Hさんのスケッチは「原寸大」。きっちり計測して描いてある。実物は小さいので、それを原寸大で描くと、筆では描けそうにない細密なところをどう表現するかが問題になる。そこはスルッとスルーして、原寸大2枚目にチャレンジ。こだわりのナイスガイである。

T さん

なぜかIさんの絵の写真がない。確かに撮ったはずなんだが、うっかり削除してしまったかも。急遽、土曜日からT さんの絵を。T さんも自ら公言する細かい描写の苦手な人。でも、あっさり系ではなく、どちらかといえば「こだわり系」かな。それがいつも一種の迫力に至るのがこの人の個性。器用さ、ではこの重量感は出てこないのではないか。

どこにでもある題材を手あたり次第(でもないが)に描くシリーズを各クラスでやってみた。作者本人の満足度はともかく、それぞれのこれまでとはちがった新しい面が現れてきたのは大きな成果だと、わたしは感じている。わたし自身にとっても、いくつも発見があった。ダイヤモンドも、いくつもの方向から磨かれるから「宝石になる」。同じ方向からばかりの研磨ではただの板ガラスになってしまう。機会をとらえ、何度でもチャレンジしよう。

スター☆はそこら中にいる

モニターの前に勢ぞろい―邪魔なんだが。

ごく最近の「青いかもめ(ブログ)劇場」の出演者たち。照明は悪いのに、皆さんいい顔してますねえ(作業中は単なる邪魔者にすぎない)。

スペースの都合で登場してないやつとか、撮影に間に合わなかったやつ(そうだ、さくらクラブの神戸チョコレートとグミ、どこに隠れた?)とか、「スーパーマーケット」シリーズ最初の、妻に隠された(らしい、自分の物忘れを他人のせいにする)すぐりの会の「湖池屋ハッシュドポテト」などなどなど、どこだ?

これから登場する可能性のあるやつも、早くもチョイ出ししている。いつかアナタの眼の前に出ていくぜ。と、偉そうに手前でアピールしている Bossのコーヒー缶には現在出演依頼を躊躇。確かに魅力たっぷりだけど、「(おれ、ホントは)難しいよっ」て顔してるじゃない?

店頭でどんなにウィンクしてくれても、水彩、油彩それぞれ、どんな手順を踏めば描きやすいか、吟味が要るんだよなー。迷っちゃうけど―“流し目”に単純に応えているわけじゃないンダよね。―でも、さすがデザイナーたちの手腕と消費者の厳しい批評眼を経ているだけあって、どれも魅力的。

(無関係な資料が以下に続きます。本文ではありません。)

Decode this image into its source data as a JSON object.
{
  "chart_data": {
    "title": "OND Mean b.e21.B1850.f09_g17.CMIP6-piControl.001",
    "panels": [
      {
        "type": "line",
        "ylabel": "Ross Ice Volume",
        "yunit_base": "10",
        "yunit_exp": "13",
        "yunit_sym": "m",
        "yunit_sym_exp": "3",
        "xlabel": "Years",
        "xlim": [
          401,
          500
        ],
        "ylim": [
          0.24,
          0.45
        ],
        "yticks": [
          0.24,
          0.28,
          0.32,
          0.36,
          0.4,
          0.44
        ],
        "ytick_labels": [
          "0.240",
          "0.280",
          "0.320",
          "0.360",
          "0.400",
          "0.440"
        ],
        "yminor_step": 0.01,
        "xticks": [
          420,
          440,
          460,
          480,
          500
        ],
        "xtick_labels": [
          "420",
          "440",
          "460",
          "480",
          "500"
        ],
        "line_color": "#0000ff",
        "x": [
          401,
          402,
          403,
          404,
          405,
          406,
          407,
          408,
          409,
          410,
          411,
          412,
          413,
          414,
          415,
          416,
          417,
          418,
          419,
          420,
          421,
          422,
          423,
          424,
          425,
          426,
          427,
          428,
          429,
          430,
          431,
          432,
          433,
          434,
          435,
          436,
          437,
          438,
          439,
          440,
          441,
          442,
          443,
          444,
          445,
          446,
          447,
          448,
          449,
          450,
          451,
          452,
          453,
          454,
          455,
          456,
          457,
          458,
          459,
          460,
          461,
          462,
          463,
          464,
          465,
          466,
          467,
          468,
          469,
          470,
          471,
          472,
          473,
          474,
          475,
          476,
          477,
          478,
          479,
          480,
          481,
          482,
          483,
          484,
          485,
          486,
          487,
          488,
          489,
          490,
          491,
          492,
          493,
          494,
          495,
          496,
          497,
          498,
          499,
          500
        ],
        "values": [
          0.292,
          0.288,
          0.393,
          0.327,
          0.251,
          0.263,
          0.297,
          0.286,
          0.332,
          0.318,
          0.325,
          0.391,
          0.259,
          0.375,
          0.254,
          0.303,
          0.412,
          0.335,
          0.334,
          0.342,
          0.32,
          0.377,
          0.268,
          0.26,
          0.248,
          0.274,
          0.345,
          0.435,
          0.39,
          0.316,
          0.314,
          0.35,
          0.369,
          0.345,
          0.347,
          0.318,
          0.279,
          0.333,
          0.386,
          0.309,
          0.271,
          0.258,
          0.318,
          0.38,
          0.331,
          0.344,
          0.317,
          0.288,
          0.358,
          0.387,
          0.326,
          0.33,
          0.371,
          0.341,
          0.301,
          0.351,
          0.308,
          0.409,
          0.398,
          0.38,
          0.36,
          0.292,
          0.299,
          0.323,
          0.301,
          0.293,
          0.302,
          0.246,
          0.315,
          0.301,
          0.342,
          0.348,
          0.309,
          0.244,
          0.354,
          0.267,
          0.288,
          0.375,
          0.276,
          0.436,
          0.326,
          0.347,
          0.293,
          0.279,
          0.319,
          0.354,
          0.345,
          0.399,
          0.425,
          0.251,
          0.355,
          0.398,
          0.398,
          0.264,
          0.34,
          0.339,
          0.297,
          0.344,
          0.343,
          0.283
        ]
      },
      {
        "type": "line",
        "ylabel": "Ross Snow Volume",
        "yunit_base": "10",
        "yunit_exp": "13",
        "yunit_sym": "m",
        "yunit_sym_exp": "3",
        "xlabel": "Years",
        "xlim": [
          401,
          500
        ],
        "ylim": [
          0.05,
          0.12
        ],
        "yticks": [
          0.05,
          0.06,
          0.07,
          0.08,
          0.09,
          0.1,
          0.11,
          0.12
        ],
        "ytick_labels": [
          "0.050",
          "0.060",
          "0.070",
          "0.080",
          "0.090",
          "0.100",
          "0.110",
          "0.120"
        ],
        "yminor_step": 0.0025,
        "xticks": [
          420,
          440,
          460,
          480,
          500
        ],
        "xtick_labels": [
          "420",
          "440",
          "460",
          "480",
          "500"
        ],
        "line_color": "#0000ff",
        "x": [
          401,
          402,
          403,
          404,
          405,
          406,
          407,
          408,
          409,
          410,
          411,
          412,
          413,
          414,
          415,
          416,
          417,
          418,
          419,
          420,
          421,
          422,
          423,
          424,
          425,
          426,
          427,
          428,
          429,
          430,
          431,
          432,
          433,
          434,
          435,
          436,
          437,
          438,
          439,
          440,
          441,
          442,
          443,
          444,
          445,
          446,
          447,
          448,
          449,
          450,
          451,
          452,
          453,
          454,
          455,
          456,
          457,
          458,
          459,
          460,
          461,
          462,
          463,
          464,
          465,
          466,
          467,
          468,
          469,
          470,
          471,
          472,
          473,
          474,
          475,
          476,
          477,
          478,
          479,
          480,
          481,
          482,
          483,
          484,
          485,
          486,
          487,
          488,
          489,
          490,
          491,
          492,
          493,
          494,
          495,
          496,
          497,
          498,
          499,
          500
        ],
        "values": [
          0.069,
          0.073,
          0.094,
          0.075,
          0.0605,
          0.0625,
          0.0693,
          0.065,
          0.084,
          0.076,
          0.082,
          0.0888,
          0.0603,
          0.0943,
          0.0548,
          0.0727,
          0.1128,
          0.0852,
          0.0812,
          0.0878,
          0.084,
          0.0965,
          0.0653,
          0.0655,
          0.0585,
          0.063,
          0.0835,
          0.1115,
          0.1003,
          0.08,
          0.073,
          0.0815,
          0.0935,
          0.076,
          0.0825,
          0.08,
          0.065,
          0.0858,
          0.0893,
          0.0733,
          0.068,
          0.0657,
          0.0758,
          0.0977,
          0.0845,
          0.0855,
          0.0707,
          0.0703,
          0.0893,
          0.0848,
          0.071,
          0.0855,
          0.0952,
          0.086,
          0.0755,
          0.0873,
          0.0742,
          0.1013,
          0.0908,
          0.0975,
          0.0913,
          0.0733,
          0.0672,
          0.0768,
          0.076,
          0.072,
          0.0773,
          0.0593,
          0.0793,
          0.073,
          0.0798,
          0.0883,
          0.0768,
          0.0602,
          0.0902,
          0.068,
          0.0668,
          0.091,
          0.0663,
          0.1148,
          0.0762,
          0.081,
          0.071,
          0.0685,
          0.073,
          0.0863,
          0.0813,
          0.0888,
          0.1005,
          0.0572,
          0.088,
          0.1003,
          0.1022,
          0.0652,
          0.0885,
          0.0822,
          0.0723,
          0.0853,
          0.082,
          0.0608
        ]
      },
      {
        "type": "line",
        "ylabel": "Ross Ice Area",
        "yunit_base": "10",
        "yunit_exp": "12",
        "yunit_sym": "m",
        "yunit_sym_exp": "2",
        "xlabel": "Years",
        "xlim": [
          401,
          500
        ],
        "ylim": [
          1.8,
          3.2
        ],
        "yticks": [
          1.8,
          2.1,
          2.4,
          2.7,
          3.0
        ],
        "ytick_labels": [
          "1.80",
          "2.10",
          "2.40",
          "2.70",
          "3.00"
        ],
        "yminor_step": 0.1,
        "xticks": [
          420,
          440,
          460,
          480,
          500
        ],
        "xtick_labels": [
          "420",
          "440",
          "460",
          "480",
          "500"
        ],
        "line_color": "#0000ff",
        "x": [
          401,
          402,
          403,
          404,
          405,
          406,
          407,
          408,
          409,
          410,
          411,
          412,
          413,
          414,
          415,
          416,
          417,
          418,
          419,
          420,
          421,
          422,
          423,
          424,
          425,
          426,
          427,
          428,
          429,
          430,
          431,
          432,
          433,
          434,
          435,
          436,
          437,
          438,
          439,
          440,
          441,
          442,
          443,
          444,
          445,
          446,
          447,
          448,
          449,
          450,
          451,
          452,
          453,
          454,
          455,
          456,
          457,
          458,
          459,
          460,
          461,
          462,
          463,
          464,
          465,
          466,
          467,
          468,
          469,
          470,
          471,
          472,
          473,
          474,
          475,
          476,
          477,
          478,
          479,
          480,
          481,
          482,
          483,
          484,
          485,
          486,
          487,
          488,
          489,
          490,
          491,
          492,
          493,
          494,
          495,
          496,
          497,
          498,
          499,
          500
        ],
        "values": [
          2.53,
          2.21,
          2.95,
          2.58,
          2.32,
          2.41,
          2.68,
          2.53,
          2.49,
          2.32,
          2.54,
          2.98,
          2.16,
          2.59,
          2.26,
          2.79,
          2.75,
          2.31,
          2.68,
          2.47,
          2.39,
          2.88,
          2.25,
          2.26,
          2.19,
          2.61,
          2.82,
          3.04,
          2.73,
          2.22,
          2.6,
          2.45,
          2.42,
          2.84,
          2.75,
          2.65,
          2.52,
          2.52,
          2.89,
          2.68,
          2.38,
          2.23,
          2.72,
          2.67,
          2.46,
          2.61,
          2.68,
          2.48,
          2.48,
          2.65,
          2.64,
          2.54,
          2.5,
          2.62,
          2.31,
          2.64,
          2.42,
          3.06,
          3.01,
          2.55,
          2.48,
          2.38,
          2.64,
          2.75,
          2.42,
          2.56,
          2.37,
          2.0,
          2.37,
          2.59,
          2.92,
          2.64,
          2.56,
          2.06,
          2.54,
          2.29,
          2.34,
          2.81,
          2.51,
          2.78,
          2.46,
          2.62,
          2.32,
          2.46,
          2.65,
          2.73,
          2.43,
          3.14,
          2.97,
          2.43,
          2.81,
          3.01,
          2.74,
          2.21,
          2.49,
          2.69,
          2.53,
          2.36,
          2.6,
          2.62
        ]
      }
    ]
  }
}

こちらのやる気さえあればいつでも出演OK! (^^) !だってさ。

「再現性」再考

湖池屋ポテトチップスを描く(油彩)

ここのところ急にポテトチップスだの、チョコレートだのと「お菓子」づいている。「伝統的な『絵画モチーフ』以外」を描くことで、画題的にも、技術的にもあらたな発見を求めようとしているが、これもその一環。今回は、モチーフはそれぞれ異なるが、どのクラスにも同じコンセプトを強いている。どのクラスの分もデモ制作しようと考えたら、毎日 のようにデモ関連の制作を続ける羽目になってしまった。

一番勉強になるのは、モチーフを強いているわたし自身だろう。モチーフ探しの場所もこれまでと180° 違い、近所のいくつかのスーパーだのコンビニだのを回るようになった。CGでも写実というより、写真的な「技術性」を求めて制作を試みている。

写真的描写=上手というだけの低レベルの常識を変えたいという思いから、これまではあえて細かい描写性を遠ざけてきた。けれど、そのことが逆に「伝統的な」絵画性にわたし自身を含めて縛りつけてしまったのかもしれない。そんな反省から、「イラスト」まで含めての絵画「再発見」と現実的な「技術的」観点から、あえて写真的描写にフォーカスしている。

「再現性」に対する人間の欲求はとてつもなく強い。学者の意見を聞くまでもなくビデオだの音楽におけるレコードだのを考えるだけで簡単に想像がつく。再現性に対して「即興的・抽象的イメージ」があるが、「論理性」に目を向けると、「再現性」に関する、人間の執拗なまでの努力の歴史が浮かび上がってくる。これを単に「つまらない・面白くない」というだけでは皮相に過ぎるだろう。好き嫌いを越えて、もう一度向き合いなおす機会でもある、と考えている。